La cancelliera tedesca sembra condividere la drammatizzazione del presidente della Commissione Juncker a proposito della crisi esistenziale della Ue. Indica di essere impegnata in prima persona e con convinzione sulle priorità da indicare per i prossimi sei mesi, però aggiunge che non è che si risolvono i problemi in una sola riunione a 27. Merkel prende tempo, come al solito. Il presidente Ue Donald Tusk, polacco, dice che il problema è anche di “reputazione”.
La presidente lituana Dalia Grybauskaité ricorda che c’è un percorso stretto, inevitabile: “Le priorità sono dettate dalla vita e si chiamano sicurezza, crisi dei migranti e sfide economiche, non abbiamo altra scelta che affrontarle e risolverle però non c’è l’obiettivo di prendere una decisione oggi, oggi è solo un incontro preparatorio per la riunione formale di ottobre”.
La sensazione è che i 27, o i vari gruppi di leader che di volta in volta si ritrovano insieme su argomenti diversi, si stiano ‘fiutando’ l’un l’altro per capire quali sono i margini di manovra per evitare la palude e l’autosoffocamento collettivo.

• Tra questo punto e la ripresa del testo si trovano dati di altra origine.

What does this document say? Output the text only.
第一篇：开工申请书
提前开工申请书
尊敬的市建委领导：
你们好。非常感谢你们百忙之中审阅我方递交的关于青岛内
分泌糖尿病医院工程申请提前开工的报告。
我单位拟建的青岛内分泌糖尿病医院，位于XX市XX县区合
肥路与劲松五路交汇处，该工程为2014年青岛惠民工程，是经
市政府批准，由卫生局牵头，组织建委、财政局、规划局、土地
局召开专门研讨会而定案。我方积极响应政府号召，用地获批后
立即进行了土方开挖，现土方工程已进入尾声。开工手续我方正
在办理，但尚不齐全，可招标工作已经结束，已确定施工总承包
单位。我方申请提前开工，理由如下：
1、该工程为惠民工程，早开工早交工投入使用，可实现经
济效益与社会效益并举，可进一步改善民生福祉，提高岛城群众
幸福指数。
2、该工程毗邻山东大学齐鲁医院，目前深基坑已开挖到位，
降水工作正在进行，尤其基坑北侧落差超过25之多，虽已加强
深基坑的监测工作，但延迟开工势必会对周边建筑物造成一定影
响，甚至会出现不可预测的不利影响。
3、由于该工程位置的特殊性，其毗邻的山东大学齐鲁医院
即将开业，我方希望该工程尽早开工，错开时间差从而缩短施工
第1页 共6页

Donald Tusk invita a evitare di approfondire le divisioni. Molti leader invitano a “parlare chiaro” all’insegna del nuovo imperativo ‘se non ora quando?’. Per questo il messaggio pubblico questo pomeriggio viene definito da un altro diplomatico europeo coinvolto nella preparazione del vertice di Bratislava, “tranquillizzante, rassicurante”. Così si cercherà di “sospendere le ostilità” più evidenti per far maturare nelle prossime settimane posizioni comuni più precise. Se i paesi del Nord e quelli del Sud (fra i quali ormai nella ‘mappa’ della politica europea viene sempre più frequentemente messa compresa anche la Francia) si dividono sui temi dell’economia e dei bilanci pubblici (intensità dell’intervento pubblico e flessibilità sui bilanci), la divisione Ovest-Est riguarda l’immigrazione come l’identità. Il Gruppo di Visegrad di cui fanno parte Ungheria, Polonia, Repubblica Ceca e Slovacchia (paese ospite del vertice e presidente di turno dell’Unione europea nel secondo semestre 2016) sostiene in modo sempre più assertivo la ‘controrivoluzione europea’, cioè un’Europa più intergovernativa in cui il pallino è trattenuto dalle capitali.
Quello dell’equilibrio tra governi e Commissione europea è una delle questioni politiche centrali, però appare dissonante rispetto a una realtà che molti (quasi tutti i leader) continuano ostinatamente a mascherare: la Commissione propone, il Consiglio (cioè i governi) dispone. “Quanto più i governi sono divisi sulle scelte fondamentali, non hanno una visione comune, tanto più si riducono gli spazi della Commissione europea”, indica una fonte comunitaria.
Lo slogan “meno potere a Bruxelles” è largamente praticato, ricorda Tusk, e ora dovrebbe essere tradotto in “più responsabilità per l’Unione nelle capitali nazionali”. Qui si capisce che anche la visione dei massimi esponenti delle istituzioni europee diverge. Nella lettera di convocazione del vertice a 27, Tusk propone una visione più ‘intergovernativa’ sia pure aggiornata: da un lato, afferma che le accuse a Bruxelles sono “anche una facile scusa per i fallimenti nazionali”, dall’altro lato conclude che “un corretto equilibrio tra le priorità degli Stati membri e quelle dell’Unione risiede nelle capitali nazionali, le istituzioni (cioè la Commissione – ndr) dovrebbero sostenere le priorità concordate tra gli Stati membri e non imporre le proprie”. L’ago della bilancia va spostato nelle ‘patrie’. La Ue così come è ora continua, però, a fondarsi sul diritto di iniziativa legislativa della Commissione.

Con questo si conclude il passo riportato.